The Bristol Bears prop described the force applied as “not pleasant,” “very hardly pressed,” “tightly squeezed” and “a lot of pressure”. However, he rejected the suggestion that he tried to break free by giving “a bit of a nip,” rather he tried to free himself by moving his head, but could not remember his teeth coming into contact with the Springbok’s arm.
Mostert said that he could not remember having a hold of the Englishman’s neck/face, but agreed that it did appear so from the video footage. He said he “felt a player from the British & Irish Lions biting,” and reacted by pushing the prop’s head towards the ground saying, “Oh you’re ****ing biting”. While he accepted he did not see Sinckler biting him, he said he looked at his arm and saw “red dot with teeth marks around it,” but agreed that nothing was visible after the match.

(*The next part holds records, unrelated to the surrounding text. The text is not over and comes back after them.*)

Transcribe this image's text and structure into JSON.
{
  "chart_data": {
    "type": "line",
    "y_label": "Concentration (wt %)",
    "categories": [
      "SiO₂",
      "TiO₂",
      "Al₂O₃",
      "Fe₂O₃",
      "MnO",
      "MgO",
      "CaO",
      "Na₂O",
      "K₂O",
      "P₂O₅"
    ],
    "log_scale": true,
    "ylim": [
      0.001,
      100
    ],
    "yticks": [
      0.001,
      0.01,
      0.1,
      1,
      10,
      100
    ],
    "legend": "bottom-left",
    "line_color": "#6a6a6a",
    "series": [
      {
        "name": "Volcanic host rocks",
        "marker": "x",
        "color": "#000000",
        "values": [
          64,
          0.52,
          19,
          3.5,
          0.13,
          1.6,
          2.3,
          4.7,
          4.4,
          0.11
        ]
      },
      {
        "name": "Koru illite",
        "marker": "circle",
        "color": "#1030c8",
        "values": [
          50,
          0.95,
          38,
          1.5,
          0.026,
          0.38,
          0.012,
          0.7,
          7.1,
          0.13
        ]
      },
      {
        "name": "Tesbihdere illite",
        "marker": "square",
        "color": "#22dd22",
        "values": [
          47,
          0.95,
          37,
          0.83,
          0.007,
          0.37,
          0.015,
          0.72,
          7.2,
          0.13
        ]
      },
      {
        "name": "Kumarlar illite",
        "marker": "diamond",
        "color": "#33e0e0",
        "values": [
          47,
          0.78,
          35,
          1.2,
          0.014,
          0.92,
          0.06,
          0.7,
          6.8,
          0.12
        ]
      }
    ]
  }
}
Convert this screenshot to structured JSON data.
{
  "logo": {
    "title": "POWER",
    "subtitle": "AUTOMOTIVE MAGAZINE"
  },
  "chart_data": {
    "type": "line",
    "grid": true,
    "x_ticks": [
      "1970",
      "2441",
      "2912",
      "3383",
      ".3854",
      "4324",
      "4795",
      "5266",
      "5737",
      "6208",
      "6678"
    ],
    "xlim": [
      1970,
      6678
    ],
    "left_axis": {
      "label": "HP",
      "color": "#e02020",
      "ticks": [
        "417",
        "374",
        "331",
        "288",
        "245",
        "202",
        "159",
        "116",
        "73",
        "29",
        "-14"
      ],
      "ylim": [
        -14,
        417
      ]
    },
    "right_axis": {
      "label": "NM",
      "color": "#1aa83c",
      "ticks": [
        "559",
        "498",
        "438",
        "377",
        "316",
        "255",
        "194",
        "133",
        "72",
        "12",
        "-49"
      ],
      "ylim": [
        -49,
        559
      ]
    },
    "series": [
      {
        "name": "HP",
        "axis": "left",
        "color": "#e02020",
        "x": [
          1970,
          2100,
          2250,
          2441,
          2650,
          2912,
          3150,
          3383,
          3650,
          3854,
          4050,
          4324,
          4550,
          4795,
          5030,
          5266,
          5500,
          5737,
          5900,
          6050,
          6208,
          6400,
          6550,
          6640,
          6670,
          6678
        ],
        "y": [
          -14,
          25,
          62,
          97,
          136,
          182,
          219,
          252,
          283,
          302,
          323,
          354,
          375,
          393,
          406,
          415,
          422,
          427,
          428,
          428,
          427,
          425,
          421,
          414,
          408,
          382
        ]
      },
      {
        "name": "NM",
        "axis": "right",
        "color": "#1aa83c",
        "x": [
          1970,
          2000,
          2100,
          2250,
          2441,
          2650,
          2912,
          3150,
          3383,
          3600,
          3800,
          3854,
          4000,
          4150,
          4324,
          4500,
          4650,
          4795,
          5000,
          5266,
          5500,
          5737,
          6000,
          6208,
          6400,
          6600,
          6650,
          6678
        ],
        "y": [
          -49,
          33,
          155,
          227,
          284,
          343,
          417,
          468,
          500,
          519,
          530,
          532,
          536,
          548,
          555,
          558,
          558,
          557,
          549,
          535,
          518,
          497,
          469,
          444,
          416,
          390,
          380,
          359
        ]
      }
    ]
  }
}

Sinckler also provided an expert report from Dr Sheasby, who has researched and practised forensic odontology for thirty-three years in the United Kingdom and whose expertise is in the analysis of marks and injuries caused by the teeth and other mouth parts.
Dr Sheasby concluded: “The mark demonstrates small linear elements that are consistent with superficial contact by the biting edges of human upper or lower front teeth. The mark does not demonstrate the features of the biting edges of individual upper or lower front teeth. Consequently, it is not possible to state with certainty which part of the mark was caused by a specific upper or lower front tooth.
“The arrangement of the linear elements is consistent with the very slight movement of the biting edges of upper or lower front teeth on the surface of the skin.
“The appearance of the mark on the right forearm of Franco Mostert supports the opinion that the mark was caused by either the very slight movement of the teeth or the very slight movement of the skin or a combination of both mechanisms. It is not possible to identify which of the three possible mechanisms of contact was responsible for the mark.
“It is important to note that the mark does not demonstrate any of the features of an incisive bite mark.
“The appearance of the mark is consistent with a recent injury.
“The degree of soft tissue injury in the mark is consistent with mild force between the biting edges of upper or lower front teeth and the skin.”
— Jared Wright (@jaredwright17) August 1, 2021
The panel concluded that the mark was the “unintended consequences” of Mostert’s arm coming into contact with Sinckler’s teeth in “the dynamics of the ruck.”
Sinckler was the only player cited from what was a fractious second Test against South Africa, and started on the bench a week later in the series decider in Cape Town Stadium in which the Lions lost 19-16.